Le futur du moteur thermique ressemblera probablement à celui du moteur à vapeur aujourd'hui, il en existe bien encore quelques-uns, mais uniquement comme des machines de collection.
Elon Musk, PDG de Tesla

Pour ne plus dépendre de mines au Chili, Tesla s'invente un "circuit court" du Lithium, en ouvrant sa propre mine dans le désert du Nevada
Pour ne plus dépendre de mines au Chili, Tesla s'invente un "circuit court" du Lithium, en ouvrant sa propre mine dans le désert du Nevada - Tesla

En comparaison, les autres géants de l'automobile font, disons-le, un peu pâle figure, eux qui doivent se fournir en batteries et même parfois en moteurs électriques auprès de sous-traitants, quand ces deux technologies sont l’essentiel d’une voiture électrique. Des géants qui ont surtout toute leur transition vers l’après-thermique à gérer en parallèle. Des voitures qui seront bientôt plus coûteuses qu'une électrique, tant à l'achat qu'à l'usage. De quoi faire sourire le fondateur de Tesla, quand on lui demande quel avenir dans ces conditions il peut rester aux voitures traditionnelles. Pour lui, "le futur du moteur thermique ressemblera probablement à celui du moteur à vapeur aujourd'hui, il en existe bien encore quelques-uns, mais uniquement comme des machines de collection.

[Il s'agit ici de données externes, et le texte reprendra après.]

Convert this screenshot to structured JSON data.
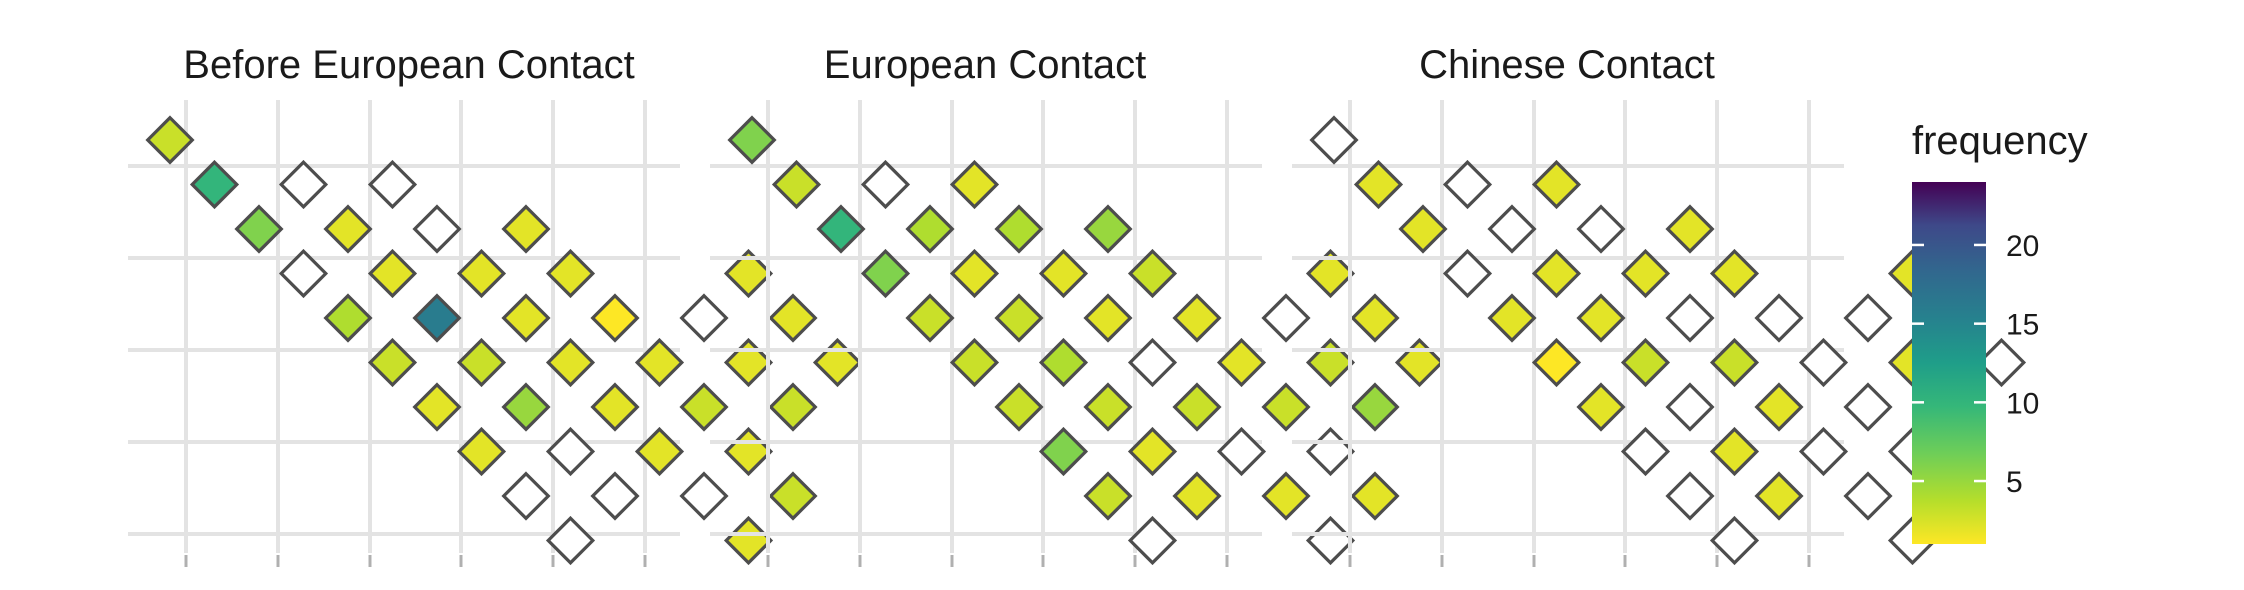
{
  "chart_data": {
    "type": "heatmap",
    "panels": [
      {
        "title": "Before European Contact",
        "cells": [
          {
            "row": 0,
            "col": 0,
            "value": 3
          },
          {
            "row": 1,
            "col": 0,
            "value": 10
          },
          {
            "row": 2,
            "col": 0,
            "value": 6
          },
          {
            "row": 2,
            "col": 1,
            "value": null
          },
          {
            "row": 3,
            "col": 0,
            "value": null
          },
          {
            "row": 3,
            "col": 1,
            "value": 2
          },
          {
            "row": 3,
            "col": 2,
            "value": null
          },
          {
            "row": 4,
            "col": 0,
            "value": 4
          },
          {
            "row": 4,
            "col": 1,
            "value": 2
          },
          {
            "row": 4,
            "col": 2,
            "value": null
          },
          {
            "row": 5,
            "col": 0,
            "value": 3
          },
          {
            "row": 5,
            "col": 1,
            "value": 16
          },
          {
            "row": 5,
            "col": 2,
            "value": 2
          },
          {
            "row": 5,
            "col": 3,
            "value": 2
          },
          {
            "row": 6,
            "col": 0,
            "value": 2
          },
          {
            "row": 6,
            "col": 1,
            "value": 3
          },
          {
            "row": 6,
            "col": 2,
            "value": 2
          },
          {
            "row": 6,
            "col": 3,
            "value": 2
          },
          {
            "row": 7,
            "col": 0,
            "value": 2
          },
          {
            "row": 7,
            "col": 1,
            "value": 5
          },
          {
            "row": 7,
            "col": 2,
            "value": 2
          },
          {
            "row": 7,
            "col": 3,
            "value": 1
          },
          {
            "row": 8,
            "col": 0,
            "value": null
          },
          {
            "row": 8,
            "col": 1,
            "value": null
          },
          {
            "row": 8,
            "col": 2,
            "value": 2
          },
          {
            "row": 8,
            "col": 3,
            "value": 2
          },
          {
            "row": 8,
            "col": 4,
            "value": null
          },
          {
            "row": 8,
            "col": 5,
            "value": 2
          },
          {
            "row": 9,
            "col": 0,
            "value": null
          },
          {
            "row": 9,
            "col": 1,
            "value": null
          },
          {
            "row": 9,
            "col": 2,
            "value": 2
          },
          {
            "row": 9,
            "col": 3,
            "value": 3
          },
          {
            "row": 9,
            "col": 4,
            "value": 2
          },
          {
            "row": 9,
            "col": 5,
            "value": 2
          },
          {
            "row": 10,
            "col": 2,
            "value": null
          },
          {
            "row": 10,
            "col": 3,
            "value": 2
          },
          {
            "row": 10,
            "col": 4,
            "value": 3
          },
          {
            "row": 10,
            "col": 5,
            "value": 2
          },
          {
            "row": 11,
            "col": 2,
            "value": 2
          },
          {
            "row": 11,
            "col": 3,
            "value": 3
          }
        ]
      },
      {
        "title": "European Contact",
        "cells": [
          {
            "row": 0,
            "col": 0,
            "value": 6
          },
          {
            "row": 1,
            "col": 0,
            "value": 3
          },
          {
            "row": 2,
            "col": 0,
            "value": 10
          },
          {
            "row": 2,
            "col": 1,
            "value": null
          },
          {
            "row": 3,
            "col": 0,
            "value": 6
          },
          {
            "row": 3,
            "col": 1,
            "value": 4
          },
          {
            "row": 3,
            "col": 2,
            "value": 2
          },
          {
            "row": 4,
            "col": 0,
            "value": 3
          },
          {
            "row": 4,
            "col": 1,
            "value": 2
          },
          {
            "row": 4,
            "col": 2,
            "value": 4
          },
          {
            "row": 5,
            "col": 0,
            "value": 3
          },
          {
            "row": 5,
            "col": 1,
            "value": 3
          },
          {
            "row": 5,
            "col": 2,
            "value": 2
          },
          {
            "row": 5,
            "col": 3,
            "value": 5
          },
          {
            "row": 6,
            "col": 0,
            "value": 3
          },
          {
            "row": 6,
            "col": 1,
            "value": 4
          },
          {
            "row": 6,
            "col": 2,
            "value": 2
          },
          {
            "row": 6,
            "col": 3,
            "value": 3
          },
          {
            "row": 7,
            "col": 0,
            "value": 6
          },
          {
            "row": 7,
            "col": 1,
            "value": 3
          },
          {
            "row": 7,
            "col": 2,
            "value": null
          },
          {
            "row": 7,
            "col": 3,
            "value": 2
          },
          {
            "row": 8,
            "col": 0,
            "value": 3
          },
          {
            "row": 8,
            "col": 1,
            "value": 2
          },
          {
            "row": 8,
            "col": 2,
            "value": 3
          },
          {
            "row": 8,
            "col": 3,
            "value": 2
          },
          {
            "row": 8,
            "col": 4,
            "value": null
          },
          {
            "row": 8,
            "col": 5,
            "value": 2
          },
          {
            "row": 9,
            "col": 0,
            "value": null
          },
          {
            "row": 9,
            "col": 1,
            "value": 2
          },
          {
            "row": 9,
            "col": 2,
            "value": null
          },
          {
            "row": 9,
            "col": 3,
            "value": 3
          },
          {
            "row": 9,
            "col": 4,
            "value": 3
          },
          {
            "row": 9,
            "col": 5,
            "value": 2
          },
          {
            "row": 10,
            "col": 2,
            "value": 2
          },
          {
            "row": 10,
            "col": 3,
            "value": null
          },
          {
            "row": 10,
            "col": 4,
            "value": 5
          },
          {
            "row": 10,
            "col": 5,
            "value": 2
          },
          {
            "row": 11,
            "col": 2,
            "value": null
          },
          {
            "row": 11,
            "col": 3,
            "value": 2
          }
        ]
      },
      {
        "title": "Chinese Contact",
        "cells": [
          {
            "row": 0,
            "col": 0,
            "value": null
          },
          {
            "row": 1,
            "col": 0,
            "value": 2
          },
          {
            "row": 2,
            "col": 0,
            "value": 2
          },
          {
            "row": 2,
            "col": 1,
            "value": null
          },
          {
            "row": 3,
            "col": 0,
            "value": null
          },
          {
            "row": 3,
            "col": 1,
            "value": null
          },
          {
            "row": 3,
            "col": 2,
            "value": 2
          },
          {
            "row": 4,
            "col": 0,
            "value": 2
          },
          {
            "row": 4,
            "col": 1,
            "value": 2
          },
          {
            "row": 4,
            "col": 2,
            "value": null
          },
          {
            "row": 5,
            "col": 0,
            "value": 1
          },
          {
            "row": 5,
            "col": 1,
            "value": 2
          },
          {
            "row": 5,
            "col": 2,
            "value": 2
          },
          {
            "row": 5,
            "col": 3,
            "value": 2
          },
          {
            "row": 6,
            "col": 0,
            "value": 2
          },
          {
            "row": 6,
            "col": 1,
            "value": 3
          },
          {
            "row": 6,
            "col": 2,
            "value": null
          },
          {
            "row": 6,
            "col": 3,
            "value": 2
          },
          {
            "row": 7,
            "col": 0,
            "value": null
          },
          {
            "row": 7,
            "col": 1,
            "value": null
          },
          {
            "row": 7,
            "col": 2,
            "value": 3
          },
          {
            "row": 7,
            "col": 3,
            "value": null
          },
          {
            "row": 8,
            "col": 0,
            "value": null
          },
          {
            "row": 8,
            "col": 1,
            "value": 2
          },
          {
            "row": 8,
            "col": 2,
            "value": 2
          },
          {
            "row": 8,
            "col": 3,
            "value": null
          },
          {
            "row": 8,
            "col": 4,
            "value": null
          },
          {
            "row": 8,
            "col": 5,
            "value": 2
          },
          {
            "row": 9,
            "col": 0,
            "value": null
          },
          {
            "row": 9,
            "col": 1,
            "value": 2
          },
          {
            "row": 9,
            "col": 2,
            "value": null
          },
          {
            "row": 9,
            "col": 3,
            "value": null
          },
          {
            "row": 9,
            "col": 4,
            "value": 2
          },
          {
            "row": 9,
            "col": 5,
            "value": null
          },
          {
            "row": 10,
            "col": 2,
            "value": null
          },
          {
            "row": 10,
            "col": 3,
            "value": null
          },
          {
            "row": 10,
            "col": 4,
            "value": null
          },
          {
            "row": 10,
            "col": 5,
            "value": null
          },
          {
            "row": 11,
            "col": 2,
            "value": null
          },
          {
            "row": 11,
            "col": 3,
            "value": null
          }
        ]
      }
    ],
    "legend": {
      "title": "frequency",
      "ticks": [
        5,
        10,
        15,
        20
      ],
      "range": [
        1,
        24
      ],
      "palette": "viridis-reversed",
      "colors": [
        "#fde725",
        "#5ec962",
        "#21918c",
        "#3b528b",
        "#440154"
      ],
      "placement": "right"
    },
    "grid": true,
    "missing_fill": "#ffffff",
    "tile_border": "#4d4d4d"
  }
}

Difficile de dire combien d’avance ce que Tesla vient de dévoiler lui donne sur ses compétiteurs. Mais la maîtrise des technologies clés de la voiture électrique expliquent en grande partie pourquoi Tesla vaut aujourd'hui en Bourse plus que la somme de tous les autres grands constructeurs automobiles. Après la fin de la conférence, Wall Street n'a d'ailleurs pas tardé à réagir, affichant sur le titre Tesla une baisse de 6 %, surprenante de prime abord. En fait, selon les analystes, la seule chose qui ait déçu les investisseurs dans les annonces d’Elon Musk, c'est que toutes ces nouvelles technologies n'arriveront pas dans des voitures prêtes à être commercialisées avant deux ans, au moins.